Das Quartet lässt keine Möglichkeit aus, den Helden der Vergangenheit die Schaufel auf den Schädel zu hauen - und das ist gut so. Es ist keine Oldieshow, kein Plagiat von irgendwas, hier stehen vier vom Wetter und den sozialen Umständen gegerbte Typen und beweisen, dass man problemlos auch im Jahr 2009 toben kann wie 1972 HUMBLE PIE, CACTUS und all die anderen Exzessrocker aus der großen Zeit der lauten Gitarren und des beinharten Boogie. UNIVERSAL TEMPLE OF DIVINE POWER sind dabei nur schwer vergleichbar mit den Briten THE ANSWER, gar nicht mit den diversen AC/DC-Nachfolgern, eher mit FIREBIRD, die ebenfalls dem Straßendreck zugeneigt sind. Mensch, merkt ihr was? Es gibt wieder haufenweise tolle Bands für uns olle Rock'n'Roller!

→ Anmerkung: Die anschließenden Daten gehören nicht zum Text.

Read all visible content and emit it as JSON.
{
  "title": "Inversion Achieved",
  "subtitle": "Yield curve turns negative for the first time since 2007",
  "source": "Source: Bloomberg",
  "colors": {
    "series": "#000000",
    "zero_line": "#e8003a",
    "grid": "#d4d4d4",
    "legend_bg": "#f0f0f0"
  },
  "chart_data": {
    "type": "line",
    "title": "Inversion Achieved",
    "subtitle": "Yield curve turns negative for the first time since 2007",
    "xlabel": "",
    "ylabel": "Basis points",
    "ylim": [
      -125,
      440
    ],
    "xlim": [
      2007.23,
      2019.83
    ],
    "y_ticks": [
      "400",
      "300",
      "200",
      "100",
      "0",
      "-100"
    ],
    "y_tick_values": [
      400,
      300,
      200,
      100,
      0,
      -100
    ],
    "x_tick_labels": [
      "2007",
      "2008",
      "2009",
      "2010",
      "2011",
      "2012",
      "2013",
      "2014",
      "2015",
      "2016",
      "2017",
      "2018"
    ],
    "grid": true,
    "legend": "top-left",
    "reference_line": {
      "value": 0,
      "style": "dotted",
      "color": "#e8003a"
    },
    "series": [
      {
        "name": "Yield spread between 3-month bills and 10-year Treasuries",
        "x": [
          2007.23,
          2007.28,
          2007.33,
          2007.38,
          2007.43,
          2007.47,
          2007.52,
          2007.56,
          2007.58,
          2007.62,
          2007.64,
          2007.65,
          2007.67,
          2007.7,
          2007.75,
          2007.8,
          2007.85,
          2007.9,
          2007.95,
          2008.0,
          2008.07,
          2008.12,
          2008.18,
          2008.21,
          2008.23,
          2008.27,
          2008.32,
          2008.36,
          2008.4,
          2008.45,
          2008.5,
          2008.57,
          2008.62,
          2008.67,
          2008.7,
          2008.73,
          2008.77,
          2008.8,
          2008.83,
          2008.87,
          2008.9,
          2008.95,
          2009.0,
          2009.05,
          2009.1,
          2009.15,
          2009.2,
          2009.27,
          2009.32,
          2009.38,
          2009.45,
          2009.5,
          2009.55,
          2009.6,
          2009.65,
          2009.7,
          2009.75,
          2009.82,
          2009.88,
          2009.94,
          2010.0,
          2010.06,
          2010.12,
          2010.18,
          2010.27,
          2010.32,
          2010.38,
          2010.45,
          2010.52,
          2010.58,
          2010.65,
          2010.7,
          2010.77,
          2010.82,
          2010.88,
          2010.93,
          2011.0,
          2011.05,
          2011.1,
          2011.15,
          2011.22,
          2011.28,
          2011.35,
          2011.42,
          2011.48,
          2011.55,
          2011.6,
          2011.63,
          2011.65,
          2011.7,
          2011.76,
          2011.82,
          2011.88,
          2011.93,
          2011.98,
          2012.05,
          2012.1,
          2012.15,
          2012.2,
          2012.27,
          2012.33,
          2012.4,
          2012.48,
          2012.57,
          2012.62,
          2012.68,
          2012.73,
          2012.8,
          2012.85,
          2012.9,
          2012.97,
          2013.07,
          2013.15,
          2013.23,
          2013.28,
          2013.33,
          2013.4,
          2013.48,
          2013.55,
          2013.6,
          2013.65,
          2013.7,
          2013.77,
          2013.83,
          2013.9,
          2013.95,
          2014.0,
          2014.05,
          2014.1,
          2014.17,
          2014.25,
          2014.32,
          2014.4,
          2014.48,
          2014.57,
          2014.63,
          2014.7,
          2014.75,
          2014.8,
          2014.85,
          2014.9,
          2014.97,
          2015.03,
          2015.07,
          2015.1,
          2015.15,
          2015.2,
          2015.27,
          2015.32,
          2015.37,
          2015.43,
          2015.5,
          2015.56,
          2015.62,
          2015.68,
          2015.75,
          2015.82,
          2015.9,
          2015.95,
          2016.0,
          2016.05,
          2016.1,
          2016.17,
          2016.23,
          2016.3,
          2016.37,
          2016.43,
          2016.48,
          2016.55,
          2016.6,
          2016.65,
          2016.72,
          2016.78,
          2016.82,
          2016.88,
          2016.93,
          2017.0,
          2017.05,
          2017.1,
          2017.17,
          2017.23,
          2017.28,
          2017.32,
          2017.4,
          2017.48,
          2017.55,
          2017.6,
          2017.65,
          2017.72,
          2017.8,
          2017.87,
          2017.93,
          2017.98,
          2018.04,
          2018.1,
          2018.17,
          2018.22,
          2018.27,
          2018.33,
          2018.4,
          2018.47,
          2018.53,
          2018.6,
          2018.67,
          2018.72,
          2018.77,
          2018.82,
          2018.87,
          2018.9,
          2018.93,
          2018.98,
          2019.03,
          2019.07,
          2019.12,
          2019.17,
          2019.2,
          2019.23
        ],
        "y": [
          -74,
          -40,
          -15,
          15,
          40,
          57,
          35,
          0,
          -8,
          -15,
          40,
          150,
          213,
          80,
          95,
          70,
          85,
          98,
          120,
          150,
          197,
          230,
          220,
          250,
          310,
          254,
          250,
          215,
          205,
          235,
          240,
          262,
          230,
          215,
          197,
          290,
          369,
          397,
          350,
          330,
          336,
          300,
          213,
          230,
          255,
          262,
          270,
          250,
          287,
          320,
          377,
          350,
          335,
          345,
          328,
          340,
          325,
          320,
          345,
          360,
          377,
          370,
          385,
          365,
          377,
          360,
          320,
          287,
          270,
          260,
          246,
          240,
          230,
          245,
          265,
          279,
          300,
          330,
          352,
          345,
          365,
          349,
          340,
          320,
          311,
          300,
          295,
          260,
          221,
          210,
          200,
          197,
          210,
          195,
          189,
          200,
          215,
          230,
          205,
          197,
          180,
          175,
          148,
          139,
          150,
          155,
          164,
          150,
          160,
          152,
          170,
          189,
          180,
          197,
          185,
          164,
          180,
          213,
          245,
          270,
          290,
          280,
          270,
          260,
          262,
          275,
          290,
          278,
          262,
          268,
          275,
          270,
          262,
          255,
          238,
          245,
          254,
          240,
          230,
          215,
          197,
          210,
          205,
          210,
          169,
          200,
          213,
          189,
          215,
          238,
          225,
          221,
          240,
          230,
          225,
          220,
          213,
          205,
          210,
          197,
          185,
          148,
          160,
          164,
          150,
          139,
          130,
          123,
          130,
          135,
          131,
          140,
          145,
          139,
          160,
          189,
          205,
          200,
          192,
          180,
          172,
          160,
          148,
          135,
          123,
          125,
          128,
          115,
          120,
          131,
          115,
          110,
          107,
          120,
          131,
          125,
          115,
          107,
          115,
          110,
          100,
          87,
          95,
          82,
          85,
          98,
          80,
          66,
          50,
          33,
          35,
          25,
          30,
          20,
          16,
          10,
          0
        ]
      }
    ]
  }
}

Da sollte man zugreifen, bevor die Jungs vor lauter Hunger aufgeben.
Nehmt den Titelsong (übrigens eine klare Verbeugung vor..., findet es selbst raus) oder den Melodieshuffle Cold Like The Winter oder oder oder und rockt euch die Scheiße aus dem Leib. Lasst euch vom Boogie platt walzen und von den zweistimmigen Gitarren das Hirn waschen, headbangt euch die grauen Haare vom Schädel, es könnte das letzte mal sein, dass ihr die Gelegenheit dazu habt. Lasst euch von Elliott Moses anschreien, spielt die zweistimmige Luftgitarre und denkt daran, dass eure Eltern diese Musik als Affengebrüll tituliert haben, dann erkennt ihr auch wieder den Wert von echtem Rock & Roll wie diesem hier.
Eines muss klar sein: Weder Steve Marriott noch John Bonham, Tim Bogert, Jimmy Page oder wer auch immer soll auf "Hand Of God" erreicht oder übertroffen werden, diese und viele andere Menschen sind Helden der UToDP, aber der Kampf mit der Hand Gottes findet heute und nicht vor 38 Jahren statt. Und falls ihr zu alt seid für richtigen Hard Rock und lieber Gary Moore hört, dann gebt die Scheibe euren Kindern, die werden sie angemessen würdigen.
Zugegeben, das Cover ist sehr simpel und wenig informativ, aber die Soundware ist der Rock'n'Boogie-Tipp des Quartals. UNIVERSAL TEMPLE OF DIVINE POWER rocken dich blöd. Und zwar mit Niveau. Was will man mehr?